Spying Without Replacing with mocker.spy

Published: February 12, 2026


Sometimes you want to verify that a function was called with the right arguments without replacing it with a fake. That’s what mocker.spy does.

Where mocker.patch swaps the real function for a MagicMock, mocker.spy wraps the real function so it still runs normally — but the wrapper records every call, argument, and return value.


1. Code Example

converter.py

def celsius_to_fahrenheit(c):
    return round(c * 9 / 5 + 32, 2)

weather.py

from converter import celsius_to_fahrenheit


def format_forecast(city, temp_c):
    temp_f = celsius_to_fahrenheit(temp_c)
    return f"{city}: {temp_c}\u00b0C / {temp_f}\u00b0F"

weather.py does from converter import celsius_to_fahrenheit, which creates a local name binding inside the weather module.

2. What should be spied?

The same “patch where it’s used” rule applies to spies.

mocker.spy(obj, name) works via setattr — it replaces obj.name with a wrapper that delegates to the original function. If the calling module imported the function with from X import Y, the name binding lives in the caller’s namespace, not in the original module.

Correct — spy where the function is used:

mocker.spy(weather, "celsius_to_fahrenheit")

Wrong — spy where the function is defined:

mocker.spy(converter, "celsius_to_fahrenheit")

The wrong target replaces the attribute in converter, but weather.celsius_to_fahrenheit still points directly to the unwrapped function — the spy sees nothing.

3. Tests

test_weather.py

from weather import format_forecast


def test_spy_where_used(mocker):
    """Spy on the name inside the module that calls it."""
    import weather

    spy = mocker.spy(weather, "celsius_to_fahrenheit")

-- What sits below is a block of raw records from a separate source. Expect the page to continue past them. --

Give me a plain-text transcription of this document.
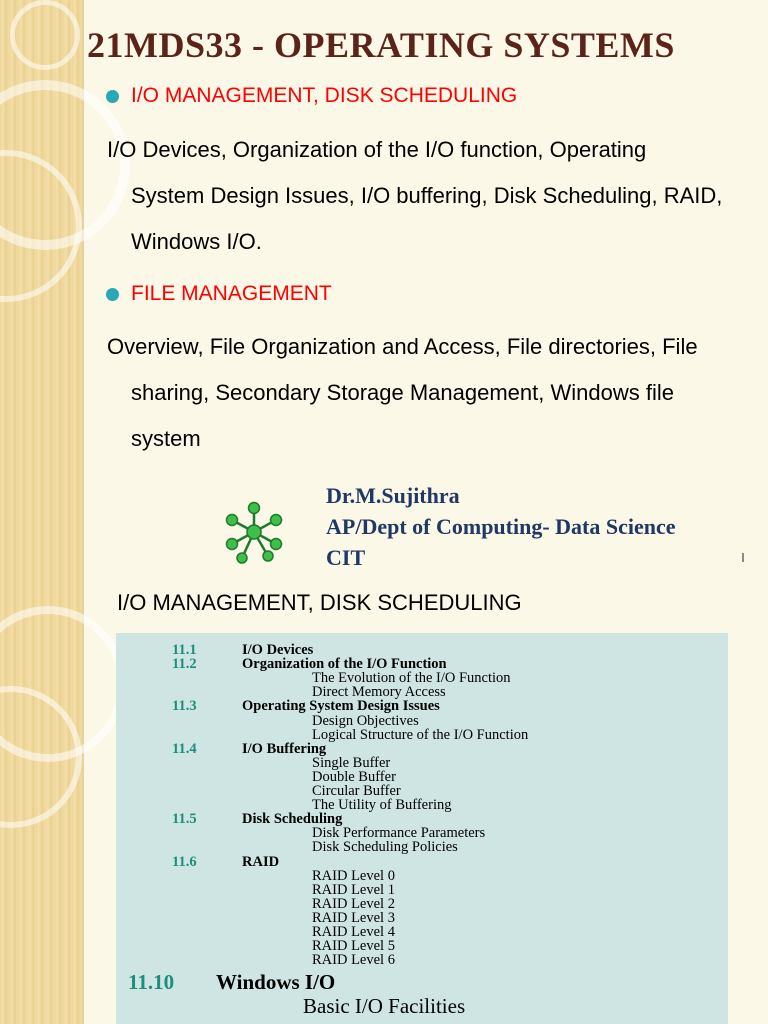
21MDS33 - OPERATING SYSTEMS
I/O MANAGEMENT, DISK SCHEDULING
I/O Devices, Organization of the I/O function, Operating
System Design Issues, I/O buffering, Disk Scheduling, RAID,
Windows I/O.
FILE MANAGEMENT
Overview, File Organization and Access, File directories, File
sharing, Secondary Storage Management, Windows file
system
Dr.M.Sujithra
AP/Dept of Computing- Data Science
CIT
I/O MANAGEMENT, DISK SCHEDULING
11.1	I/O Devices
11.2	Organization of the I/O Function
The Evolution of the I/O Function
Direct Memory Access
11.3	Operating System Design Issues
Design Objectives
Logical Structure of the I/O Function
11.4	I/O Buffering
Single Buffer
Double Buffer
Circular Buffer
The Utility of Buffering
11.5	Disk Scheduling
Disk Performance Parameters
Disk Scheduling Policies
11.6	RAID
RAID Level 0
RAID Level 1
RAID Level 2
RAID Level 3
RAID Level 4
RAID Level 5
RAID Level 6
11.10 Windows I/O
Basic I/O Facilities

    result = format_forecast("Buenos Aires", 25)

    assert result == "Buenos Aires: 25\u00b0C / 77.0\u00b0F"  # real function ran
    spy.assert_called_once_with(25)  # spy tracked the call
    assert spy.spy_return == 77.0  # spy recorded return value


def test_spy_wrong_target(mocker):
    """Spy on the definition site \u2014 misses calls through weather module."""
    import converter

    spy = mocker.spy(converter, "celsius_to_fahrenheit")

    result = format_forecast("Buenos Aires", 25)

    assert result == "Buenos Aires: 25\u00b0C / 77.0\u00b0F"  # function still works
    assert spy.call_count == 0  # spy saw nothing

Test output

============================= test session starts ==============================
platform darwin -- Python 3.13.0, pytest-9.0.2, pluggy-1.6.0 -- /usr/local/opt/python@3.13/bin/python3.13
rootdir: /mocker-spy-python/sandbox
plugins: mock-3.15.1
collecting ... collected 2 items

test_weather.py::test_spy_where_used PASSED                              [ 50%]
test_weather.py::test_spy_wrong_target PASSED                            [100%]

============================== 2 passed in 0.03s ===============================

The first test spies on the correct target and verifies the call was tracked. The second test shows that spying on the definition site misses the call entirely — spy.call_count stays at zero.

4. Spy-specific attributes

Beyond the standard MagicMock assertions (assert_called_once_with, call_args, call_count, …), a spy adds:

  • spy.spy_return — the return value of the last real call.
  • spy.spy_exception — the exception raised by the last real call (or None).

These let you inspect what the real function did, not just that it was called.